The Motel Room [short]

Length: 378 words

Mom once asked me whom I wanted to be when I grew up and I said, Dad, and she said, Anyone else?

We had checked into a cheap motel, sitting around a cheap plywood table on cheap chairs that squeaked under pressure surrounded by cheap veneer walls. The microwave hummed as it cooked our frozen dinners. Every machine had its own hum like they had all forgotten the room’s lyrics. Stalactites of gum drooped from under the table. I remember being so fascinated by the people who left these treasures behind. I wanted to eat them but Mom said no.

She was in a bad mood, pulling Salisbury Steak and Mac ‘n Cheese dinners from the microwave, tossing it on the table and falling face-first onto the bed like a toppled scarecrow. The pillows and sheets exploded above her, then fell down in a mix, hiding her, drawing her into another place.

The motel room had smelled like the wayward men that had looked at us at the weathered gas station in Tellview. The room smelled like that gas station’s bathroom: piss puddled on every white-turned-yellow tile, shit spattered on the porcelain, and black mildew warped on the ceiling boards. The room smelled, and Mom didn’t notice.

I had gingerly tugged at the steaming plastic wraps, hot vapors washing over my hand as I revealed the mushy and globular contents of my dinner and I said, Are you okay, Mom?

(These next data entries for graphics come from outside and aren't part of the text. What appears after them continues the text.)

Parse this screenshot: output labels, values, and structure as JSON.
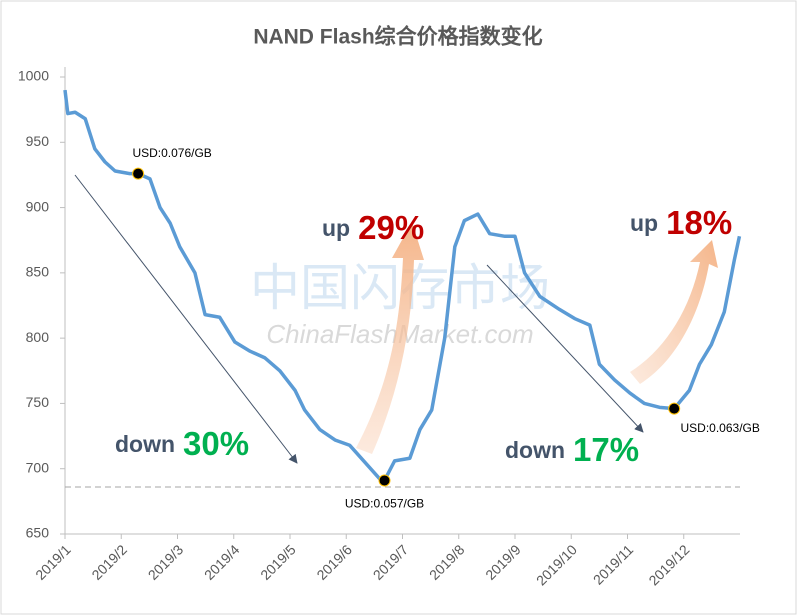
{
  "chart_data": {
    "type": "line",
    "title": "NAND Flash综合价格指数变化",
    "xlim": [
      0,
      12
    ],
    "xticks": [
      {
        "value": 0,
        "label": "2019/1"
      },
      {
        "value": 1,
        "label": "2019/2"
      },
      {
        "value": 2,
        "label": "2019/3"
      },
      {
        "value": 3,
        "label": "2019/4"
      },
      {
        "value": 4,
        "label": "2019/5"
      },
      {
        "value": 5,
        "label": "2019/6"
      },
      {
        "value": 6,
        "label": "2019/7"
      },
      {
        "value": 7,
        "label": "2019/8"
      },
      {
        "value": 8,
        "label": "2019/9"
      },
      {
        "value": 9,
        "label": "2019/10"
      },
      {
        "value": 10,
        "label": "2019/11"
      },
      {
        "value": 11,
        "label": "2019/12"
      }
    ],
    "ylim": [
      650,
      1000
    ],
    "yticks": [
      650,
      700,
      750,
      800,
      850,
      900,
      950,
      1000
    ],
    "x": [
      0,
      0.05,
      0.18,
      0.36,
      0.53,
      0.71,
      0.89,
      1.15,
      1.3,
      1.51,
      1.69,
      1.87,
      2.04,
      2.31,
      2.49,
      2.75,
      3.02,
      3.29,
      3.55,
      3.82,
      4.09,
      4.26,
      4.53,
      4.8,
      5.06,
      5.33,
      5.6,
      5.68,
      5.86,
      6.13,
      6.31,
      6.52,
      6.75,
      6.93,
      7.1,
      7.34,
      7.55,
      7.82,
      8.0,
      8.17,
      8.44,
      8.79,
      9.06,
      9.33,
      9.5,
      9.77,
      10.04,
      10.3,
      10.57,
      10.83,
      11.1,
      11.28,
      11.49,
      11.72,
      11.9,
      11.99
    ],
    "series": [
      {
        "color": "#5b9bd5",
        "values": [
          990,
          972,
          973,
          968,
          945,
          935,
          928,
          926,
          926,
          922,
          900,
          888,
          870,
          850,
          818,
          816,
          797,
          790,
          785,
          775,
          760,
          745,
          730,
          722,
          718,
          705,
          692,
          691,
          706,
          708,
          730,
          745,
          800,
          870,
          890,
          895,
          880,
          878,
          878,
          850,
          832,
          822,
          815,
          810,
          780,
          768,
          758,
          750,
          747,
          746,
          760,
          780,
          795,
          820,
          860,
          878
        ]
      }
    ],
    "reference_line": 686,
    "points": [
      {
        "x": 1.3,
        "y": 926,
        "label": "USD:0.076/GB"
      },
      {
        "x": 5.68,
        "y": 691,
        "label": "USD:0.057/GB"
      },
      {
        "x": 10.83,
        "y": 746,
        "label": "USD:0.063/GB"
      }
    ],
    "trends": [
      {
        "word": "down",
        "change": "30%",
        "color": "#00b050"
      },
      {
        "word": "up",
        "change": "29%",
        "color": "#c00000"
      },
      {
        "word": "down",
        "change": "17%",
        "color": "#00b050"
      },
      {
        "word": "up",
        "change": "18%",
        "color": "#c00000"
      }
    ],
    "watermark": [
      "中国闪存市场",
      "ChinaFlashMarket.com"
    ]
  }
}
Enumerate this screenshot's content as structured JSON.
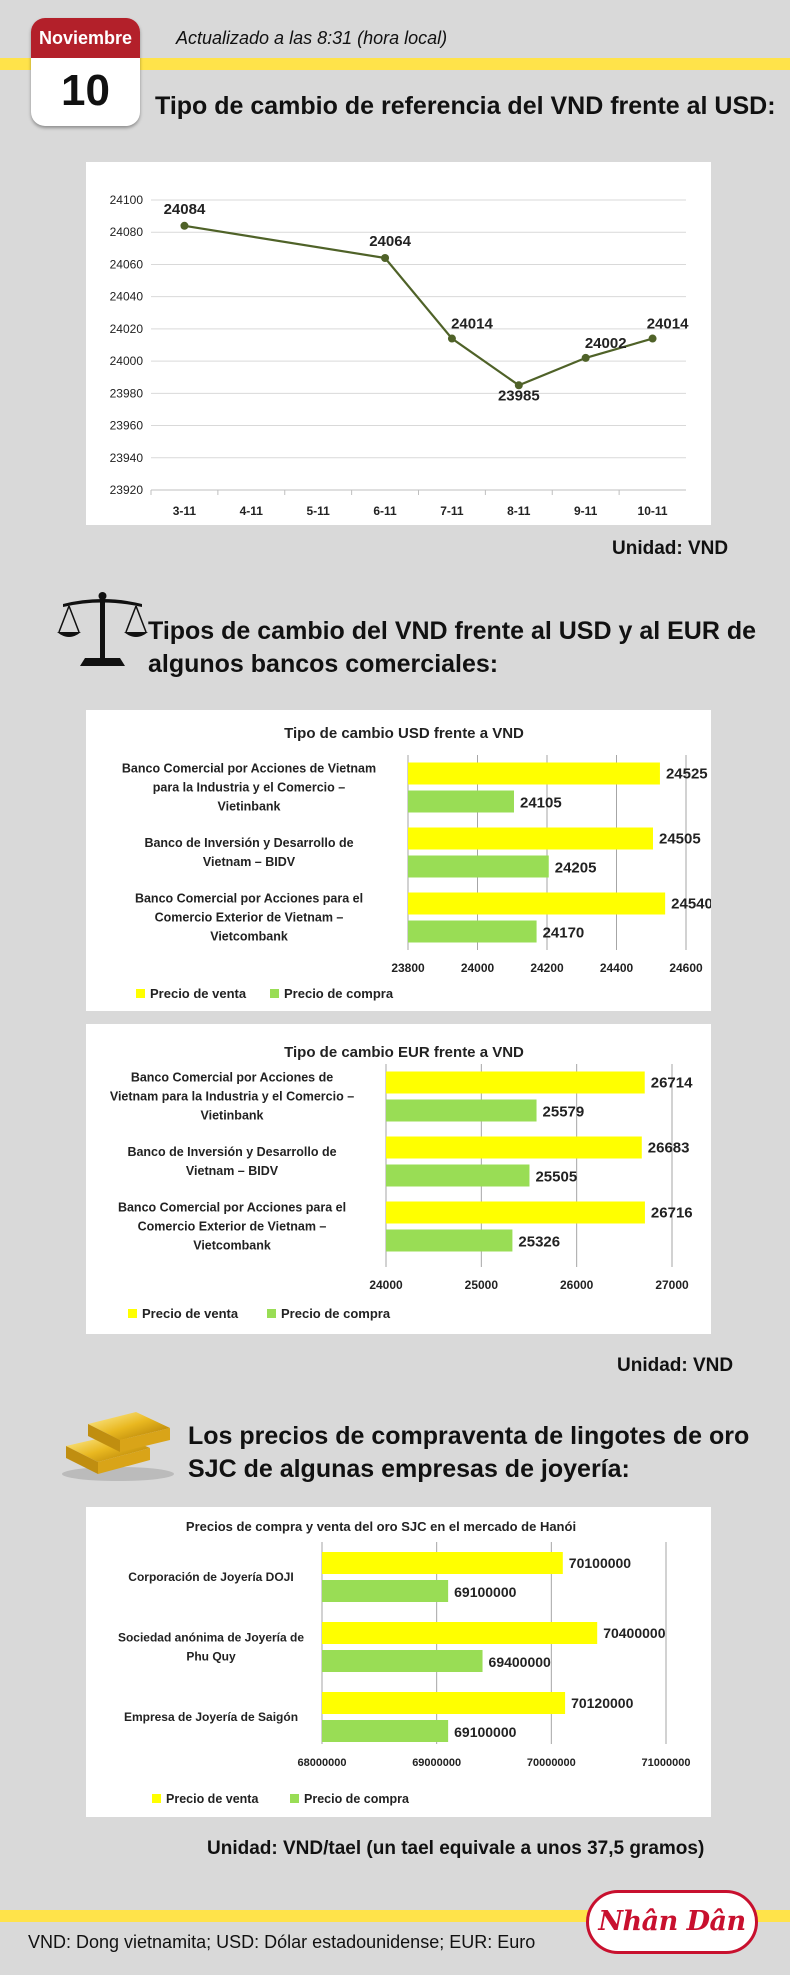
{
  "header": {
    "month": "Noviembre",
    "day": "10",
    "updated": "Actualizado a las 8:31 (hora local)",
    "title": "Tipo de cambio de referencia del VND frente al USD:"
  },
  "section1": {
    "unit": "Unidad: VND"
  },
  "section2": {
    "title_line1": "Tipos de cambio del VND frente al USD y al EUR de",
    "title_line2": "algunos bancos comerciales:",
    "unit": "Unidad: VND"
  },
  "section3": {
    "title_line1": "Los precios de compraventa de lingotes de oro",
    "title_line2": "SJC de algunas empresas de joyería:",
    "unit": "Unidad: VND/tael (un tael equivale a unos 37,5 gramos)"
  },
  "footer": {
    "note": "VND: Dong vietnamita; USD: Dólar estadounidense; EUR: Euro",
    "logo": "Nhân Dân"
  },
  "colors": {
    "sell": "#ffff00",
    "buy": "#99dd55",
    "line": "#4f6228",
    "band": "#ffe34a",
    "calendar": "#b3202a"
  },
  "chart_data": [
    {
      "type": "line",
      "title": "",
      "categories": [
        "3-11",
        "4-11",
        "5-11",
        "6-11",
        "7-11",
        "8-11",
        "9-11",
        "10-11"
      ],
      "points": [
        {
          "x": "3-11",
          "y": 24084
        },
        {
          "x": "6-11",
          "y": 24064
        },
        {
          "x": "7-11",
          "y": 24014
        },
        {
          "x": "8-11",
          "y": 23985
        },
        {
          "x": "9-11",
          "y": 24002
        },
        {
          "x": "10-11",
          "y": 24014
        }
      ],
      "labels": [
        "24084",
        "24064",
        "24014",
        "23985",
        "24002",
        "24014"
      ],
      "ylim": [
        23920,
        24100
      ],
      "yticks": [
        "23920",
        "23940",
        "23960",
        "23980",
        "24000",
        "24020",
        "24040",
        "24060",
        "24080",
        "24100"
      ],
      "grid": true
    },
    {
      "type": "bar",
      "title": "Tipo de cambio USD frente a VND",
      "categories": [
        [
          "Banco Comercial por Acciones de Vietnam",
          "para la Industria y el Comercio –",
          "Vietinbank"
        ],
        [
          "Banco de Inversión y Desarrollo de",
          "Vietnam – BIDV"
        ],
        [
          "Banco Comercial por Acciones para el",
          "Comercio Exterior de Vietnam –",
          "Vietcombank"
        ]
      ],
      "series": [
        {
          "name": "Precio de venta",
          "values": [
            24525,
            24505,
            24540
          ],
          "labels": [
            "24525",
            "24505",
            "24540"
          ]
        },
        {
          "name": "Precio de compra",
          "values": [
            24105,
            24205,
            24170
          ],
          "labels": [
            "24105",
            "24205",
            "24170"
          ]
        }
      ],
      "xlim": [
        23800,
        24600
      ],
      "xticks": [
        "23800",
        "24000",
        "24200",
        "24400",
        "24600"
      ],
      "legend": "bottom",
      "grid": true
    },
    {
      "type": "bar",
      "title": "Tipo de cambio EUR frente a VND",
      "categories": [
        [
          "Banco Comercial por Acciones de",
          "Vietnam para la Industria y el Comercio –",
          "Vietinbank"
        ],
        [
          "Banco de Inversión y Desarrollo de",
          "Vietnam – BIDV"
        ],
        [
          "Banco Comercial por Acciones para el",
          "Comercio Exterior de Vietnam –",
          "Vietcombank"
        ]
      ],
      "series": [
        {
          "name": "Precio de venta",
          "values": [
            26714,
            26683,
            26716
          ],
          "labels": [
            "26714",
            "26683",
            "26716"
          ]
        },
        {
          "name": "Precio de compra",
          "values": [
            25579,
            25505,
            25326
          ],
          "labels": [
            "25579",
            "25505",
            "25326"
          ]
        }
      ],
      "xlim": [
        24000,
        27000
      ],
      "xticks": [
        "24000",
        "25000",
        "26000",
        "27000"
      ],
      "legend": "bottom",
      "grid": true
    },
    {
      "type": "bar",
      "title": "Precios de compra y venta del oro SJC en el mercado de Hanói",
      "categories": [
        [
          "Corporación de Joyería DOJI"
        ],
        [
          "Sociedad anónima de Joyería de",
          "Phu Quy"
        ],
        [
          "Empresa de Joyería de Saigón"
        ]
      ],
      "series": [
        {
          "name": "Precio de venta",
          "values": [
            70100000,
            70400000,
            70120000
          ],
          "labels": [
            "70100000",
            "70400000",
            "70120000"
          ]
        },
        {
          "name": "Precio de compra",
          "values": [
            69100000,
            69400000,
            69100000
          ],
          "labels": [
            "69100000",
            "69400000",
            "69100000"
          ]
        }
      ],
      "xlim": [
        68000000,
        71000000
      ],
      "xticks": [
        "68000000",
        "69000000",
        "70000000",
        "71000000"
      ],
      "legend": "bottom",
      "grid": true
    }
  ]
}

I’m sorry that you’re not okay.

It’s not your fault. She sighed and the bed sighed with her. It was swallowing her whole.

Are you mad at me?

I’m not mad at you.

You’re mad at Dad? Did he do something bad?


Is Dad bad?

Another sigh. The springs groaned. No, he just hasn’t figured out how to be good.

He’s not good?

Good at being not good.


She rose from her grave of lumpy pillows and red-flowered sheets. She was tired. It looked like she was using the last of her life to pull herself from that pit. Hon, you can be your father if you want. I suspect once you know enough about the way the world works, you’ll make the decision for yourself anyway. She dropped and never quite got back up.